Als resultaat hield Arafat zijn Palestijnse volk in een miserabele toestand, meer nog dan elk Israëlisch beleid had kunnen doen. Hun politieke dromen werden nooit verwerkelijkt en hun dagelijks leven werd veranderd in een enorme misère. Hoewel hij de Nobelprijs heeft gekregen voor de vrede (en dat zegt meer over het Nobelcomité dan over Arafat zelf) en zijn voortdurend gezwets over “vrede voor de moedigen”, bewees Arafat dat hij niet in staat was om vrede te stichten anders dan op zijn voorwaarden.
Alle woorden ten spijt gaf Arafat nooit enig overtuigend bewijs dat hij de Joodse staat naast een Palestijns-Arabische natie zou accepteren. En belangrijker nog, weigerde hij voortdurend om het gebruik van massamoord om zijn politieke doelen te bereiken af te zweren. Hij vermoordde niet alleen Israëli’s en Joden, maar ook anderen, inclusief de Amerikaanse ambassadeur in Soedan, de heer Cleo Noel, in 1973.
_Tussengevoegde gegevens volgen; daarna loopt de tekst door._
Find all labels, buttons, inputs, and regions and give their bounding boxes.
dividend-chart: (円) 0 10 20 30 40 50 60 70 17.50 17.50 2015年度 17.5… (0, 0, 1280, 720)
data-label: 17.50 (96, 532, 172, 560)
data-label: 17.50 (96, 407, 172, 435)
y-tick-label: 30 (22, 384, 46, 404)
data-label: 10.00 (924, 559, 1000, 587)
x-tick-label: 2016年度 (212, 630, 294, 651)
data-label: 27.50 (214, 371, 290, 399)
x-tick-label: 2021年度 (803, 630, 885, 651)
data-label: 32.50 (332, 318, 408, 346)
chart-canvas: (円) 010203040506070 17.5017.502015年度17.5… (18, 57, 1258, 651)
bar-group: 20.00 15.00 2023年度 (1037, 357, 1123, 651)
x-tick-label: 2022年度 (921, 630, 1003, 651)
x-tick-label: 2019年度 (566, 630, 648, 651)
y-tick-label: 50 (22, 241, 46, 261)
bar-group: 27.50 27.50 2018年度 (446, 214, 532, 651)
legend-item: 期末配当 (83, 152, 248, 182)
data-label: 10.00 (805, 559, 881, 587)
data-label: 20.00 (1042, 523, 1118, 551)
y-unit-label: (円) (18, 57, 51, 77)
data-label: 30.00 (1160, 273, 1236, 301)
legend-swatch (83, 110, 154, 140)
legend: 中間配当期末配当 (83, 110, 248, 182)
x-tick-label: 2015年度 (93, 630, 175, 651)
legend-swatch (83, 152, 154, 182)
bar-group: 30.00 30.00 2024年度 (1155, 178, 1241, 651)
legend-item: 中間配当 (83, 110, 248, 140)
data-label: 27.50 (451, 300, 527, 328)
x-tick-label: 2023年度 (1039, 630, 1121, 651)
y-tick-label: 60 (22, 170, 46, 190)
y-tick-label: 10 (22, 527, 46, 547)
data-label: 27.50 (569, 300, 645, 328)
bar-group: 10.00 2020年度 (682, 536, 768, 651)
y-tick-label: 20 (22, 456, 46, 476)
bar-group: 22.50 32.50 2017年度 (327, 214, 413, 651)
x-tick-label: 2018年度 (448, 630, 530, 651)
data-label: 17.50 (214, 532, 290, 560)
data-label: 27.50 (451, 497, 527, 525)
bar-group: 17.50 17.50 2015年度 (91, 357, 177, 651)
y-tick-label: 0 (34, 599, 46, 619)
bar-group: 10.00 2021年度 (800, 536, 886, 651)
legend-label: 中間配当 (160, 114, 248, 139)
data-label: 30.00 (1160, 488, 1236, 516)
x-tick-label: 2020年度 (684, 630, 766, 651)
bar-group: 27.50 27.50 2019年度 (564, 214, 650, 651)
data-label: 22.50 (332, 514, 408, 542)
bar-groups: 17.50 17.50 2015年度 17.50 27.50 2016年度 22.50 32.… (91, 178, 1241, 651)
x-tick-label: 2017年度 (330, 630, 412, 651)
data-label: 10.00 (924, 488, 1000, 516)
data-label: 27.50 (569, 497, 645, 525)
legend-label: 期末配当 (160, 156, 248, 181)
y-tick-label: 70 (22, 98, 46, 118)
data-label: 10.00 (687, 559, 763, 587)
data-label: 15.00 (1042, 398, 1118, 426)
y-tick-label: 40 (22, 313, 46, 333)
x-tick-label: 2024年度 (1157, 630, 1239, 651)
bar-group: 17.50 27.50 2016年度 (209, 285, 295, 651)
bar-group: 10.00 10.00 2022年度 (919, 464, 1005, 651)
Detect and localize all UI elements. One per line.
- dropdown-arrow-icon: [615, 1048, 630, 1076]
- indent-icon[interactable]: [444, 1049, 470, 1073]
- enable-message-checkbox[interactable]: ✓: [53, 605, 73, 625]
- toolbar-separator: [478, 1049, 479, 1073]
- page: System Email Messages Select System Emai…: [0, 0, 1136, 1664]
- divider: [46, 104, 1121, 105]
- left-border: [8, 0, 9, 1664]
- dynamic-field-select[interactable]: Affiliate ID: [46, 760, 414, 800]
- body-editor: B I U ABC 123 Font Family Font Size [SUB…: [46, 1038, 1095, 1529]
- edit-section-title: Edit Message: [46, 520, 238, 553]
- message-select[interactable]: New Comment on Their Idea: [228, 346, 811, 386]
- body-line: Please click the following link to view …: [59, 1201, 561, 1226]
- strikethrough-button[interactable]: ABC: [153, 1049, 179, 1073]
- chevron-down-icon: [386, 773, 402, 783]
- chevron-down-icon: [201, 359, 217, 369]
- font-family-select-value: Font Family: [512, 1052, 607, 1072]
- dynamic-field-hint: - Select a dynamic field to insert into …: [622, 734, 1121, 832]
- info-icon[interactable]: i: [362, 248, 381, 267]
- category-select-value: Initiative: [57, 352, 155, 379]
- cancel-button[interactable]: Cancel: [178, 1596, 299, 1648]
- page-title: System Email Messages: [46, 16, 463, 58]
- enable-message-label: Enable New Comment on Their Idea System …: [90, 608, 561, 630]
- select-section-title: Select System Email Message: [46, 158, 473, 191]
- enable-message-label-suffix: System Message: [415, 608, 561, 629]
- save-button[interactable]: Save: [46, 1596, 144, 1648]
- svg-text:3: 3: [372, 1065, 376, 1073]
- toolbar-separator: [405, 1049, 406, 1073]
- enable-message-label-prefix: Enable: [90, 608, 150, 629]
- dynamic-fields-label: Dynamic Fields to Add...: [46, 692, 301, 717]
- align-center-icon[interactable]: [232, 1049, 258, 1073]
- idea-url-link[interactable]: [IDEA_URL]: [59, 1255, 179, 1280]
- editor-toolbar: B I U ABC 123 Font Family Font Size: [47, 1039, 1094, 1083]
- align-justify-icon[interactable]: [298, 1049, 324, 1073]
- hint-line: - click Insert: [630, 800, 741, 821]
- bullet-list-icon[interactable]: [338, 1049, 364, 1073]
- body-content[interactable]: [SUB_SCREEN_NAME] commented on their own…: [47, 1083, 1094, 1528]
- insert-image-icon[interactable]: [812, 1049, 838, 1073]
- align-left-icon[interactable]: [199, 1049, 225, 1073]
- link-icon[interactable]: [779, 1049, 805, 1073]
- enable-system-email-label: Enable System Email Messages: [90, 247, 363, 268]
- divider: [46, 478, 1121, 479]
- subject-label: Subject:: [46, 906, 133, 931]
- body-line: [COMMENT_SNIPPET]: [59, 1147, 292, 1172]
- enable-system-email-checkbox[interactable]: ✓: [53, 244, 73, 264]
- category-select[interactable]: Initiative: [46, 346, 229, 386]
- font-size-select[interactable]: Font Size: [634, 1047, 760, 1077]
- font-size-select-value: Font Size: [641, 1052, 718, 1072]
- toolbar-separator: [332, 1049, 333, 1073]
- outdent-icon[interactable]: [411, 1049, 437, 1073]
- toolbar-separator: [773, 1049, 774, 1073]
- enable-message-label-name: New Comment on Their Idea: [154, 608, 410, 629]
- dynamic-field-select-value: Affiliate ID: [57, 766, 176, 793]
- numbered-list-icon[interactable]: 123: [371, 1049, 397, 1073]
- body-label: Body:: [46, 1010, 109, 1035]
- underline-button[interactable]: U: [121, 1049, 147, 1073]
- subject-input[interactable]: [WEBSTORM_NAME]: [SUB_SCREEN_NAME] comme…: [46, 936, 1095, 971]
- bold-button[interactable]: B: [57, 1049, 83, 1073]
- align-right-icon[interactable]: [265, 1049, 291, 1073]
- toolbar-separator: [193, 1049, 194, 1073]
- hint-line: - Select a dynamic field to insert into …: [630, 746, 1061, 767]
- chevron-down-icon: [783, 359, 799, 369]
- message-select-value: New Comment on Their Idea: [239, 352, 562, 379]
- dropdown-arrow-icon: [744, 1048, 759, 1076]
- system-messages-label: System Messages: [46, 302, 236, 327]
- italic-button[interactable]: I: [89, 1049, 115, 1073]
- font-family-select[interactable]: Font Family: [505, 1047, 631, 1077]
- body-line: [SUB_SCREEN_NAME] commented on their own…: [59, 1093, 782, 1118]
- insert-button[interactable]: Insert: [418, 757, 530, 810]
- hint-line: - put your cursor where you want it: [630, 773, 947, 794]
Arafat slaagde er wel in om een aantal Amerikaanse presidenten in kringetjes te laten lopen, vooral Bill Clinton, die gemakkelijk acht jaar om de tuin werd geleid totdat ook hij uiteindelijk begreep, aan het einde van zijn tweede termijn, dat de PLO-leider geen enkele interesse had in vrede met Israël.
Gelukkig werd Clinton opgevolgd door George W. Bush die erop stond dat Arafat nu eindelijk eens aan zijn eigen verplichtingen ging voldoen en het terrorisme zou afzweren en bereid was het sterke leiderschap van premier Ariel Sharon te accepteren om Israël zichzelf te laten verdedigen.
Het resultaat was de marginalisatie van Arafat en het groeiende inzicht in Palestijnse kringen dat hij zichzelf onnuttig had gemaakt voor de Palestijnse zaak. Veel is er geschreven over de marxistische revolutionair en speelding van de KGB die zelf als de lieveling van de Europese linksen was uitgegroeid, tezamen met de bende van terroristen liefhebbende schurken die het directoraat van de VN omvatten, waar hij in 1974 verscheen met een holster aan zijn middel bevestigd.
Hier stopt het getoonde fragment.